Em meados da década de 1950, Erich Fromm, citado por Jonathan Cook, em artigo publicado no Boletim Outras Palavras2, do dia 26/11/2020, publicou seu livro The Sane Society (“A sociedade sã”). Nessa obra, segundo Cook, Fromm sugeria:

que a insanidade não se referia simplesmente ao fracasso de indivíduos específicos em sua adaptação à sociedade em que viviam. Mas que, em vez disso, a própria sociedade poderia se tornar tão patológica, tão desligada de um modo de vida normal, que induziria a uma alienação profunda e a uma forma de insanidade coletiva entre seus membros. Nas sociedades ocidentais modernas, onde a automação e o consumo em massa prevalecem sobre as necessidades humanas básicas, a insanidade pode não ser uma aberração, mas a norma. (COOK, 26/11/20).

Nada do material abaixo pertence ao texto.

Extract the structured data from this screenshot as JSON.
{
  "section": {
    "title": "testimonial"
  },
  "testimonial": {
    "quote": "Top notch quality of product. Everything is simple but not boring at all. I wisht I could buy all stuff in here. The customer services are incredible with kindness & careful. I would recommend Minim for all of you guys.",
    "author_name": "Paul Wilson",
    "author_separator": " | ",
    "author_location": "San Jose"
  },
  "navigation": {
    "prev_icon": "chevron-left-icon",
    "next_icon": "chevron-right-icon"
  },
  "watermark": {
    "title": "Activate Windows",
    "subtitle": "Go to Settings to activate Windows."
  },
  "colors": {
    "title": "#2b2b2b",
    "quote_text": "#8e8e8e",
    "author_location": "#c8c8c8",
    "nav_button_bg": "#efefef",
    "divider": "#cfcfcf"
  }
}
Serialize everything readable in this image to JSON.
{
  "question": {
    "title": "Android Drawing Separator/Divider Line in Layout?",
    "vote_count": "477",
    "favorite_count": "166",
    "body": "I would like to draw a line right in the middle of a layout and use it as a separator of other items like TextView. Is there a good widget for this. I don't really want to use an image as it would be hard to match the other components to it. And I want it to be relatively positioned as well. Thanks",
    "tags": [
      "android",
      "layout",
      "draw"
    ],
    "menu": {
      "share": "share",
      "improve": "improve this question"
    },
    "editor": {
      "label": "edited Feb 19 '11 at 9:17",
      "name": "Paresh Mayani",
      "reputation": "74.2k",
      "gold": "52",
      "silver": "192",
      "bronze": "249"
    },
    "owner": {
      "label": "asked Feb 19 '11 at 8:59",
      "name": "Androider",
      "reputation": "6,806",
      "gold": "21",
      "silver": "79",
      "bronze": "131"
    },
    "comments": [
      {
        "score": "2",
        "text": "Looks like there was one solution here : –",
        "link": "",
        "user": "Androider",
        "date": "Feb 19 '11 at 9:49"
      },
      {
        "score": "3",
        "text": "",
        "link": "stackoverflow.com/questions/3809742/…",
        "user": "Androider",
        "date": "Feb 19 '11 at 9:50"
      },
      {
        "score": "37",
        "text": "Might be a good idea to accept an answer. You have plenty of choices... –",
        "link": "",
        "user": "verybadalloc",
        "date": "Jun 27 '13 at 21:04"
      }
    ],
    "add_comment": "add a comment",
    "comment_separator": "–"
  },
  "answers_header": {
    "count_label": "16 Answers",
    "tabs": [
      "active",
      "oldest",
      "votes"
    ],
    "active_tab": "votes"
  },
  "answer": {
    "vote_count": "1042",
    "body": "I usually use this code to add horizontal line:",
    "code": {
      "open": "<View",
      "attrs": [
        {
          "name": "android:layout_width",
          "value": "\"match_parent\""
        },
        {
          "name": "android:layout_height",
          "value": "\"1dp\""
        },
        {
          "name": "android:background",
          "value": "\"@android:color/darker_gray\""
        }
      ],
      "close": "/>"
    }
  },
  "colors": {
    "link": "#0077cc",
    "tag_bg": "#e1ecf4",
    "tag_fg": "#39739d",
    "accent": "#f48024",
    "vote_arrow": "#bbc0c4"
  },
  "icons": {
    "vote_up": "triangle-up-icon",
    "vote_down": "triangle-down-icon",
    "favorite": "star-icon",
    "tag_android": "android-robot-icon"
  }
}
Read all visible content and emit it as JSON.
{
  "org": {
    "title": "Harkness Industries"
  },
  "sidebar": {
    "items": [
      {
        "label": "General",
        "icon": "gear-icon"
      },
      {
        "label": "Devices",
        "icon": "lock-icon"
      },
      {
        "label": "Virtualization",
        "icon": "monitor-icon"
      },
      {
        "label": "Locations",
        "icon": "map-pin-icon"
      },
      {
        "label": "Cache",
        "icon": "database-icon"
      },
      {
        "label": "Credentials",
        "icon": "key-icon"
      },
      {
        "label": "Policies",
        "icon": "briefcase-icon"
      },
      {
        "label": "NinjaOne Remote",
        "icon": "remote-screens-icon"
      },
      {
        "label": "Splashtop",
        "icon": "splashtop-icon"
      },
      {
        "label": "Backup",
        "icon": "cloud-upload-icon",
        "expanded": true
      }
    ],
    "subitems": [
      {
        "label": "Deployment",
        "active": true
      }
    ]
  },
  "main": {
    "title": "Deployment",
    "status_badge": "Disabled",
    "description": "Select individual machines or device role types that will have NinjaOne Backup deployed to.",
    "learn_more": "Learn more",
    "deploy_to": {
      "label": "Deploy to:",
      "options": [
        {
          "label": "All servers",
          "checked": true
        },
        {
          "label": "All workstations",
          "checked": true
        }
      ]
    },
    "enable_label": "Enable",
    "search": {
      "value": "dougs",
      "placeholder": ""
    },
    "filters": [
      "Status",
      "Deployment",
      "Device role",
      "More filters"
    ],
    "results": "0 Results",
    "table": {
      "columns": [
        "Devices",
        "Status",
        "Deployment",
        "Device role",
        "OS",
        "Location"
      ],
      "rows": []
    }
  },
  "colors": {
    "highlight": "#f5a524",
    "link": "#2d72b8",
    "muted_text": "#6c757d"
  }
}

Ainda, reproduzindo trecho do artigo de Cook, segundo Fromm: “O fato de milhões de pessoas dividirem os mesmos vícios não torna esses vícios virtudes; o fato de compartilharem os mesmos erros não os transforma em verdades; e o fato de milhões de pessoas terem em comum as mesmas patologias mentais, não as converte em pessoas sãs.”3

 

1 O sono da razão produz monstros é um famoso quadro de Francisco de Goya, pintor espanhol as vezes tido como o pai da arte moderna, mas conhecido como um dos principais pintores do romantismo espanhol, integra a coleção Caprichos e foi exposto em 1799. Na obra, Goya faz uma crítica ao que considera uma Espanha apanhada pelo sono da ignorância, da pobreza de espírito e vulgaridade ante a apatia dos acontecimentos revolucionários que marcavam a sua época. https://artout.com.br/o-sono-da-razao-produz-monstros/ acesso em 27/11/2020.

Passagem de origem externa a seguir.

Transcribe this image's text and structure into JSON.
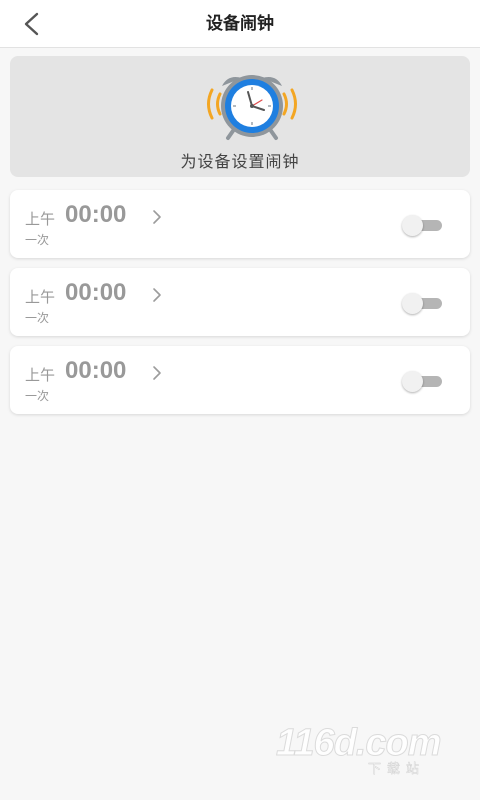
{
  "header": {
    "title": "设备闹钟",
    "back_icon": "chevron-left-icon"
  },
  "banner": {
    "icon": "alarm-clock-icon",
    "text": "为设备设置闹钟"
  },
  "alarms": [
    {
      "period": "上午",
      "time": "00:00",
      "repeat": "一次",
      "enabled": false
    },
    {
      "period": "上午",
      "time": "00:00",
      "repeat": "一次",
      "enabled": false
    },
    {
      "period": "上午",
      "time": "00:00",
      "repeat": "一次",
      "enabled": false
    }
  ],
  "watermark": {
    "main": "116d.com",
    "sub": "下载站"
  },
  "colors": {
    "background": "#f7f7f7",
    "banner": "#e4e4e4",
    "clock_blue": "#1f7fe0",
    "clock_ring_gray": "#8f969c",
    "vibration_orange": "#f3a623",
    "text_muted": "#999999"
  }
}
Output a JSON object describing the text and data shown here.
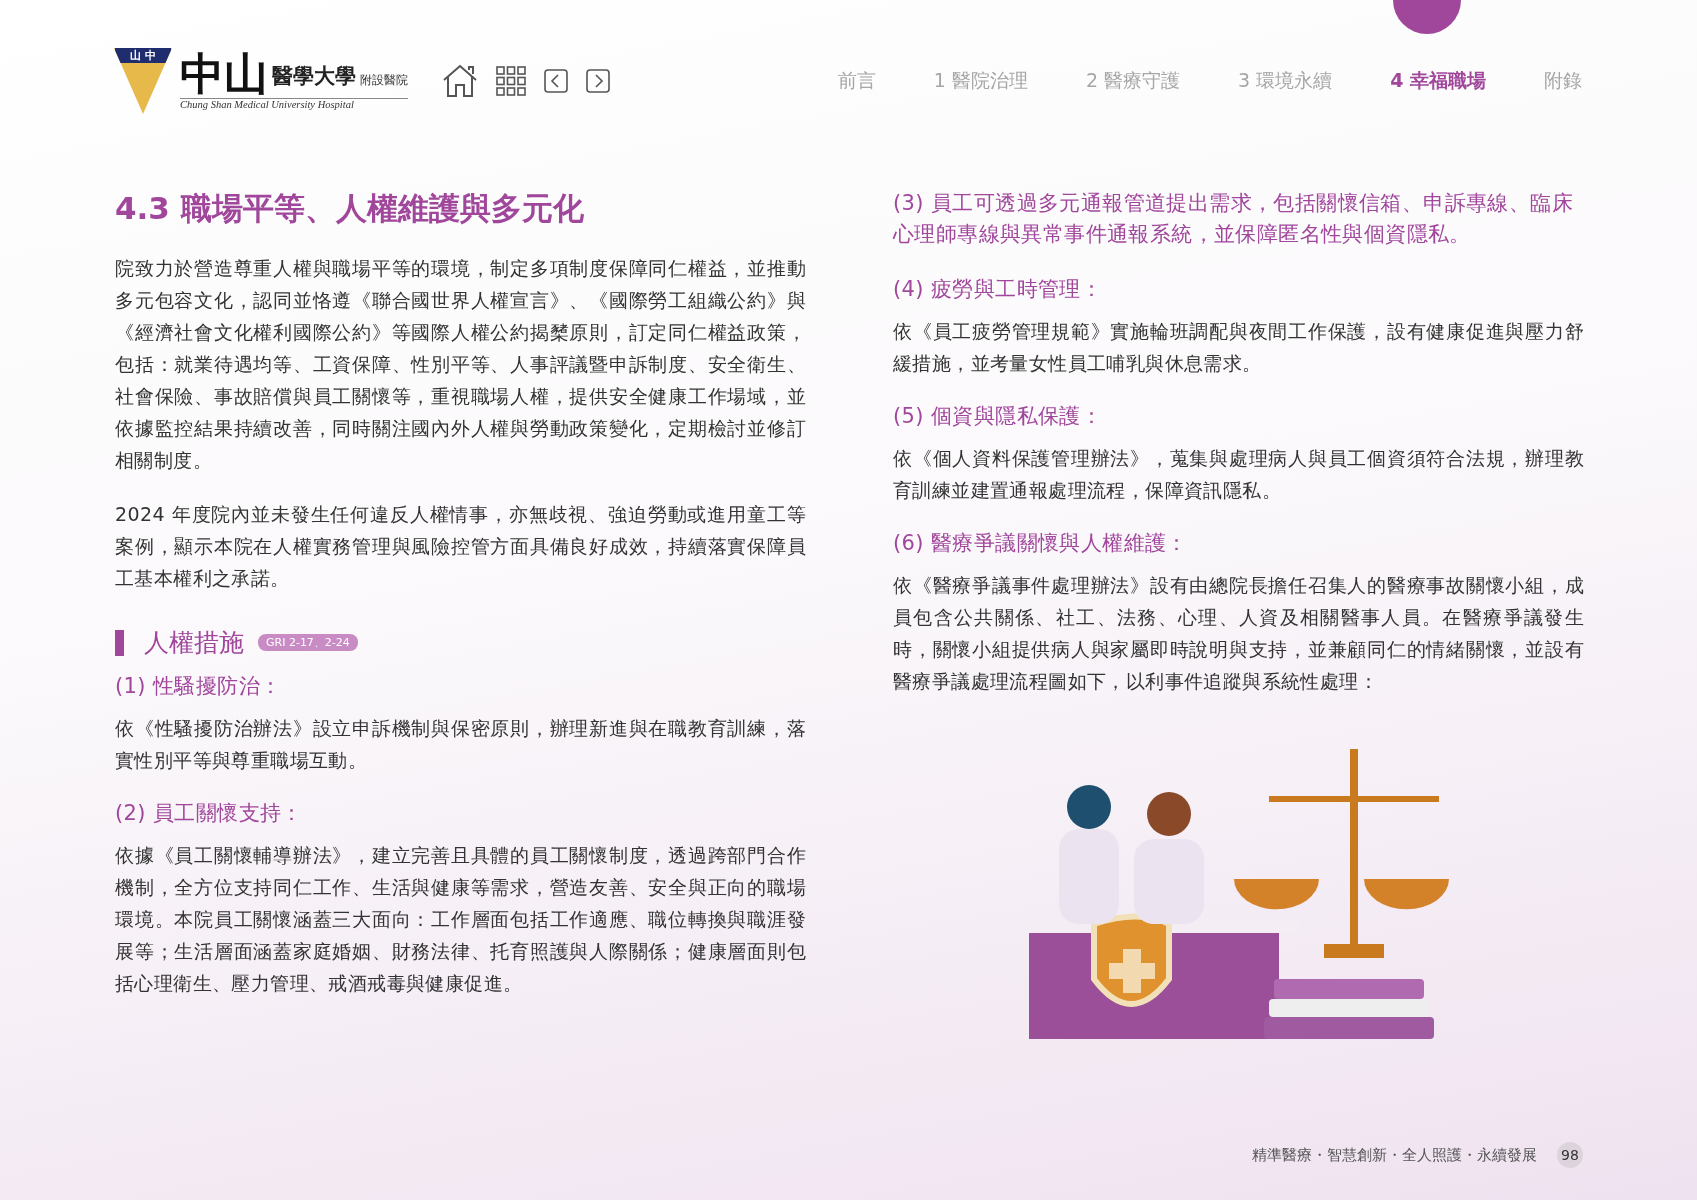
{
  "logo": {
    "emblem_text": "山 中",
    "name_large": "中山",
    "name": "醫學大學",
    "suffix": "附設醫院",
    "english": "Chung Shan Medical University Hospital"
  },
  "nav_tabs": [
    {
      "label": "前言",
      "selected": false
    },
    {
      "label": "1 醫院治理",
      "selected": false
    },
    {
      "label": "2 醫療守護",
      "selected": false
    },
    {
      "label": "3 環境永續",
      "selected": false
    },
    {
      "label": "4 幸福職場",
      "selected": true
    },
    {
      "label": "附錄",
      "selected": false
    }
  ],
  "left_column": {
    "title": "4.3 職場平等、人權維護與多元化",
    "paragraphs": [
      "院致力於營造尊重人權與職場平等的環境，制定多項制度保障同仁權益，並推動多元包容文化，認同並恪遵《聯合國世界人權宣言》、《國際勞工組織公約》與《經濟社會文化權利國際公約》等國際人權公約揭櫫原則，訂定同仁權益政策，包括：就業待遇均等、工資保障、性別平等、人事評議暨申訴制度、安全衛生、社會保險、事故賠償與員工關懷等，重視職場人權，提供安全健康工作場域，並依據監控結果持續改善，同時關注國內外人權與勞動政策變化，定期檢討並修訂相關制度。",
      "2024 年度院內並未發生任何違反人權情事，亦無歧視、強迫勞動或進用童工等案例，顯示本院在人權實務管理與風險控管方面具備良好成效，持續落實保障員工基本權利之承諾。"
    ],
    "subsection": {
      "title": "人權措施",
      "badge": "GRI 2-17、2-24"
    },
    "items": [
      {
        "heading": "(1) 性騷擾防治：",
        "body": "依《性騷擾防治辦法》設立申訴機制與保密原則，辦理新進與在職教育訓練，落實性別平等與尊重職場互動。"
      },
      {
        "heading": "(2) 員工關懷支持：",
        "body": "依據《員工關懷輔導辦法》，建立完善且具體的員工關懷制度，透過跨部門合作機制，全方位支持同仁工作、生活與健康等需求，營造友善、安全與正向的職場環境。本院員工關懷涵蓋三大面向：工作層面包括工作適應、職位轉換與職涯發展等；生活層面涵蓋家庭婚姻、財務法律、托育照護與人際關係；健康層面則包括心理衛生、壓力管理、戒酒戒毒與健康促進。"
      }
    ]
  },
  "right_column": {
    "items": [
      {
        "heading": "(3) 員工可透過多元通報管道提出需求，包括關懷信箱、申訴專線、臨床心理師專線與異常事件通報系統，並保障匿名性與個資隱私。"
      },
      {
        "heading": "(4) 疲勞與工時管理：",
        "body": "依《員工疲勞管理規範》實施輪班調配與夜間工作保護，設有健康促進與壓力舒緩措施，並考量女性員工哺乳與休息需求。"
      },
      {
        "heading": "(5) 個資與隱私保護：",
        "body": "依《個人資料保護管理辦法》，蒐集與處理病人與員工個資須符合法規，辦理教育訓練並建置通報處理流程，保障資訊隱私。"
      },
      {
        "heading": "(6) 醫療爭議關懷與人權維護：",
        "body": "依《醫療爭議事件處理辦法》設有由總院長擔任召集人的醫療事故關懷小組，成員包含公共關係、社工、法務、心理、人資及相關醫事人員。在醫療爭議發生時，關懷小組提供病人與家屬即時說明與支持，並兼顧同仁的情緒關懷，並設有醫療爭議處理流程圖如下，以利事件追蹤與系統性處理："
      }
    ]
  },
  "footer": {
    "slogan": "精準醫療・智慧創新・全人照護・永續發展",
    "page_number": "98"
  }
}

2 COOK, Jonathan. Greta Thunberg e o insano mundo dos normais. Boletim Outras Palavras, 26/11/20. Acesso em 26/11/20. https://outraspalavras.net/terraeantropoceno/greta-thunberg-e-o-insano-mundo-dos-normais/

3 The Sane Society is a continuation of Escape from Freedom. (FROMM, Erich. The Sane Society, Kindle edition, 2013, Open Road Media. (acesso ao livro na edição Kindle, em 28/11/2020).